Creating clarity in the pathway to higher education
A Series — The Beginning
J.R.R. Tolkien famously noted that not all those who wander are lost. Yet, as I continue to work with students in transition, it is evident they are more lost than ever. It does not matter if the student is coming directly from high school, transferring between schools or looking for new skills in a changing labour market — each is fundamentally lost. This confusion is a significant contributor to why I believe higher education institutions need to begin the process of creating signature experiences. While I could talk at length about the necessity of these experiences, I’ll focus on how higher education has come to a place of needing them.
While some practitioners might argue the experience is necessary due largely to the shifting characteristics of the modern learner — and they would not be completely wrong — it has more to do with commerce. Through some research and a lively discussion in a course I teach, the notions of functionalism and rationalism came to my attention.

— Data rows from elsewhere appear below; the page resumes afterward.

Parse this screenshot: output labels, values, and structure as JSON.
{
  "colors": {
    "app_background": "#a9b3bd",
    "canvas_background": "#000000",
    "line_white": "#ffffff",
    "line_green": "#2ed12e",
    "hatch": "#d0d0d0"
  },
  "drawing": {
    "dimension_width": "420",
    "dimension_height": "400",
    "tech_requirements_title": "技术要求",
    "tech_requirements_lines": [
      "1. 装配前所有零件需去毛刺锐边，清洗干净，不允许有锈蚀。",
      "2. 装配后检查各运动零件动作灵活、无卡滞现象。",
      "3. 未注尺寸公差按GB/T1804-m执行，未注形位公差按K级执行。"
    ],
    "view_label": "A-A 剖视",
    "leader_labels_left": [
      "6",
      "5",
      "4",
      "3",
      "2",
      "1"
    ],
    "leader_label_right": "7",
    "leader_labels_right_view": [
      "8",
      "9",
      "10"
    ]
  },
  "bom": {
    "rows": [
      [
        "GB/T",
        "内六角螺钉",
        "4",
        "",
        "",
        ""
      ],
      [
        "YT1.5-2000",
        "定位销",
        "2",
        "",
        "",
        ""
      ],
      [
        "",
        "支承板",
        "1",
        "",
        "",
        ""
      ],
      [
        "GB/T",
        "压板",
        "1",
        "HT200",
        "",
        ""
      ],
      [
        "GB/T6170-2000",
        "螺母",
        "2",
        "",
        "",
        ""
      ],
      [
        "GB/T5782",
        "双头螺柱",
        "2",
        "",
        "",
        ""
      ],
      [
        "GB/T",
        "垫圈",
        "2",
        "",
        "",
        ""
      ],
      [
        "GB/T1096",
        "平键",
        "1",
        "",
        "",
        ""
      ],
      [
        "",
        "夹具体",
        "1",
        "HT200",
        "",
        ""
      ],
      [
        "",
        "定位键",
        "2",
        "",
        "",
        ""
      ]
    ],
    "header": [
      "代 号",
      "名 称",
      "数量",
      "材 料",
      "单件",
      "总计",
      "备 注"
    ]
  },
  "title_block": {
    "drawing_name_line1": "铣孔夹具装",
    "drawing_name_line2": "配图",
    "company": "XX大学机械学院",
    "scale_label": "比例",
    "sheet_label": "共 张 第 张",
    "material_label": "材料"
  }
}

As I began to better understand the roles of these philosophies in the history of higher education, I came to appreciate their impact on how learners are navigating this ever more complex system. Consider the current higher education landscape in Canada: Can you tell the difference between a university and a college? In the 60s that question would have been much easier to answer for two reasons. Firstly there were not nearly as many citizens who were wealthy enough or eligible for education. Secondly the college system emerged long after the establishment of the university.
Today it is hard to recognize the fine differences between these two institutions. In other provinces and countries around the world the solution has been to merge the two, as has recently happened in British Columbia and Russia. What does a prospective student see looking out at the higher education landscape? An overwhelming mix of messaging that appears to pin theory against ‘hands-on’ or applied learning. Going back to the reference of the 60s it was a clearer choice. Are you looking for a broad intellectual education focused on better understand yourself and the advancement of society? Go to a university. Are you looking to take a compressed industry readiness program to fill an immediate need in the local labour market? Go to a community college. That is no longer the case.
As community colleges drop the title ‘community’ and in some cases even the ‘college’ it is harder to tell them apart from universities. Colleges offer degrees, industry-backed research, cooperative education, and international exchanges, and they’re building campuses that rival their university counterparts.
And with declining birthrates, a shifting economy, and four decades of colleges advocating job readiness programs, universities have had to take notice. It is now more common than not at universities to have smaller classrooms, more community access, and access to research and publication opportunities in the first year. That’s not to mention the opportunities afforded by internationalization: You can be a student in any country at any given time, thanks to the advent of the Internet.
Given the degree of confusion from those looking down the road of higher education, there are three possible solutions to improve the overall experience for students:
- Draw a proverbial line in the higher education sandbox: colleges embrace empiricism and universities rationalism
- Merge the two-tier system into one: a singular institution of higher education
- Create a feeder system that works: colleges feed directly to university or an apprenticeable trade
Over the next three postings, I will explore each possibility, outlining the concept, features, and advantages and disadvantages of each — while keeping in mind the requirements of the 21st century learner.
If the current structure of higher education is to survive the rapid evolution of technology, it must provide what technology cannot: a unique signature experience for the learner. So I conclude with this question: What is your institution’s signature experience?